Ketulusan Cinta JONATHAN

Ketulusan Cinta JONATHAN
199. Ikut Mami sama Papi


__ADS_3

Yang belum baca bab 198 hasil revisi, silahkan baca ulang, ya! Biar nggak bingung pas baca bab ini.


Happy reading đź’•


...ΩΩΩΩΩΩΩΩΩΩΩΩΩΩΩΩ...


"Baiklah." Syifa mengangguk. Meskipun usulan dari anaknya itu terdengar tak masuk akal dan tak yakin jika bisa dituruti—tapi dia tetap mencatatnya. Karena untuk menghargai. "Buat yang lain ... apa ada yang mau ngasih usul lagi?"


"Baim, Bu! Baim!" Baim mengangkat tangannya tinggi-tinggi dan berbicara lantang.


"Coba beritahu Ibu, Nak." Syifa langsung menatap ke arahnya.


"Hadiahnya umroh saja, Bu," sarannya. "Tapi sama orang tua."


Syifa langsung tersenyum mendengarnya. "Bagus sekali saranmu, Im. Ibu akan mencatatnya." Dia mengangguk setuju dan kembali mencatat.

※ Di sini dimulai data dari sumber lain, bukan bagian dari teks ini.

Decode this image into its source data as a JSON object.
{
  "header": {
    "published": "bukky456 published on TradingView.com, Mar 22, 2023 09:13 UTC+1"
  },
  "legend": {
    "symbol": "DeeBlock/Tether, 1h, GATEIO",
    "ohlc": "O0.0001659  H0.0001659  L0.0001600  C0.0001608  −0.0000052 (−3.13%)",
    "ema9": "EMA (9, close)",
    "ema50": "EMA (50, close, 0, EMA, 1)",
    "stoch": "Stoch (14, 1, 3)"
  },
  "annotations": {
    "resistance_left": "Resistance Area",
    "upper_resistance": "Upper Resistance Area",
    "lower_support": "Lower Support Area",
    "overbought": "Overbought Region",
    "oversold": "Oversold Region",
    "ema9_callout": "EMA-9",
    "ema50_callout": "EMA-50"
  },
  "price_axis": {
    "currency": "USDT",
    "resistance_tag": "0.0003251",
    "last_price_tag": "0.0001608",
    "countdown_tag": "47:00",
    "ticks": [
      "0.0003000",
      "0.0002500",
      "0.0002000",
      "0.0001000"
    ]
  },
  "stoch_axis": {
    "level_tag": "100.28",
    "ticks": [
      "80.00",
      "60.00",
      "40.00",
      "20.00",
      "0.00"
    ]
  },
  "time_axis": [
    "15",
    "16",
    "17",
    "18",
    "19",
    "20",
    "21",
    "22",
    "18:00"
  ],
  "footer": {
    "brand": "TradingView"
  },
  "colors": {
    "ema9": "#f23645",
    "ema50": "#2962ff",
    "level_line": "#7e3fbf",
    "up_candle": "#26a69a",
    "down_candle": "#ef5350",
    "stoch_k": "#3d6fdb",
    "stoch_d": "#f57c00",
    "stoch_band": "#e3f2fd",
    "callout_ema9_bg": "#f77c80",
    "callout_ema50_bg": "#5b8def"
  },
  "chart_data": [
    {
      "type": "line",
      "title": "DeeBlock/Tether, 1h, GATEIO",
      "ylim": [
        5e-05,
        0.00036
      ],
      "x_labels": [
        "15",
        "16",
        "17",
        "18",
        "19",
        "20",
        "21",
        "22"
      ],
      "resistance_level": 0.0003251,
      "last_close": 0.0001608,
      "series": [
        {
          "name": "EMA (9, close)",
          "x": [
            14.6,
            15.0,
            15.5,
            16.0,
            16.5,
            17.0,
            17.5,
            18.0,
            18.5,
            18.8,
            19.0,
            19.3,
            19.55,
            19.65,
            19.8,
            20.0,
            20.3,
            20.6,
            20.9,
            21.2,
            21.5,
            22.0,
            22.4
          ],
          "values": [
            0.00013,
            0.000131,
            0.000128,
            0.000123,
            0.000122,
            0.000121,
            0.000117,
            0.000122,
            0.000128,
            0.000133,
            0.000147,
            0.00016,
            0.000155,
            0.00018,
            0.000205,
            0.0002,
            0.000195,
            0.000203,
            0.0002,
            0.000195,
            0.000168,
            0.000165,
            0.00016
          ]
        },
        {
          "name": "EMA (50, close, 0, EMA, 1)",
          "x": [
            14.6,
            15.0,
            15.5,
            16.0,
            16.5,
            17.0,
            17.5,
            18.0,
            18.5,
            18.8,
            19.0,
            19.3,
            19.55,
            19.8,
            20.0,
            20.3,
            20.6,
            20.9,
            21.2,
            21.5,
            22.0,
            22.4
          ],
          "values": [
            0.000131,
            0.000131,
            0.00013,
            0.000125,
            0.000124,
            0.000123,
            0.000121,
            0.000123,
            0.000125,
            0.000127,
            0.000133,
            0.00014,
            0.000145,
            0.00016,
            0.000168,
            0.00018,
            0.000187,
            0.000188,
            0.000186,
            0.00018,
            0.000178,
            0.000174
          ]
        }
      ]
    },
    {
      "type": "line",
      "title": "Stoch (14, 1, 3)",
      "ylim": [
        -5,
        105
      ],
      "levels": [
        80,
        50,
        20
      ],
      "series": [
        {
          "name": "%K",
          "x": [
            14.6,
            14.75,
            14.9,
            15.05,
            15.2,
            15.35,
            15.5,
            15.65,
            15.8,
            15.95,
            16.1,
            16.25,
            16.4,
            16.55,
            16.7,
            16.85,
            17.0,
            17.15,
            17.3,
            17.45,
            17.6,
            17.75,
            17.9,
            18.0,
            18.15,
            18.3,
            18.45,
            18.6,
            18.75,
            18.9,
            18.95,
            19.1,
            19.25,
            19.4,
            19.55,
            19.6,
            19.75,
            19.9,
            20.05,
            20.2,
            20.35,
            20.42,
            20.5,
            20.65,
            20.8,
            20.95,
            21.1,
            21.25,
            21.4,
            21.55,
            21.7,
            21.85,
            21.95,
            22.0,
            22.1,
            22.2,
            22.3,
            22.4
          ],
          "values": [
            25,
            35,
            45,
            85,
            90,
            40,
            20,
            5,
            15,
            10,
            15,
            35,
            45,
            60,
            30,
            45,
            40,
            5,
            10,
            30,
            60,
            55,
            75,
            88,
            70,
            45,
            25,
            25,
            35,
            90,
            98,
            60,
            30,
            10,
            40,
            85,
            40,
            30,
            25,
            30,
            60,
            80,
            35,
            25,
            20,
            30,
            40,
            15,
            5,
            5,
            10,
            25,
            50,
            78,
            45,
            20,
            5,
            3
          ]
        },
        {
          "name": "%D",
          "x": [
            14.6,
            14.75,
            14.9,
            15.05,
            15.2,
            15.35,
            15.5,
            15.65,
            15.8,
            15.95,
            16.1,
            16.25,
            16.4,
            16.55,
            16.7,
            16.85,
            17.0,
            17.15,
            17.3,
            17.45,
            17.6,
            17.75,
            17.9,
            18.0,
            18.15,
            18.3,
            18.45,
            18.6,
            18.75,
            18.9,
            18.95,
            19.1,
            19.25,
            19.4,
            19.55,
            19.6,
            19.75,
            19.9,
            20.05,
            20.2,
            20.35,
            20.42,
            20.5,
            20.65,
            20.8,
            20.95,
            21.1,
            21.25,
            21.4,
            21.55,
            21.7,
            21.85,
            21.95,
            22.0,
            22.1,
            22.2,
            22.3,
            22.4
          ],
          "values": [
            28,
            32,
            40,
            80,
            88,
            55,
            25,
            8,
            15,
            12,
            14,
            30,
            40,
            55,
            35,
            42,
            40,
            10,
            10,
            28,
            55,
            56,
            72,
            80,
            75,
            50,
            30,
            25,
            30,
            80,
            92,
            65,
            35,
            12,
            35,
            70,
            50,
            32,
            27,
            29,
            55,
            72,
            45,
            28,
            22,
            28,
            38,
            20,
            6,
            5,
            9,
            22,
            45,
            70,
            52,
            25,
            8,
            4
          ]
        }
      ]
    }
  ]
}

"Umroh itu apaan, Im?" tanya Robert dengan polosnya sembari menatap Baim.


"Umroh itu mirip seperti kita melaksanakan ibadah haji, Rob," jawab Baim.


"Maksudnya, menyembelih kurban, ya?"


"Bukan." Baim menggelengkan kepalanya.


"Umroh biasa disebut sebagai haji kecil, Nak," ucap Syifa yang akan menjelaskannya. "Sama dengan ibadah haji, pelaksanaan umroh dilakukan di tanah suci. Ibadah haji itu wajib buat orang yang mampu. Karena ibadah haji itu masuk ke dalam rukun Islam yang ke lima."


"Ke lima?" Kening Robert mengerenyit sembari menatap ke lima jari tangannya yang sudah terangkat. "Memang selain ibadah haji, ada lagi, Mom?"


"Tentu ada." Syifa mengangguk. "Pertama mengucapkan dua kalimat syahadat, kedua melaksanakan sholat, tiga melaksanakan puasa, keempat membayar zakat dan terakhir pergi haji."


Bocah berkepala botak itu tampak terdiam sebentar, mendengar penjelasan dari Syifa. Dan dimenit selanjutnya dia pun berkata, "Robert juga kepengen hadiah umroh, Mom!"


"Mudah-mudahan ... panitia agustusannya setuju, ya, Nak, supaya hadiah umroh bisa dimasukkan."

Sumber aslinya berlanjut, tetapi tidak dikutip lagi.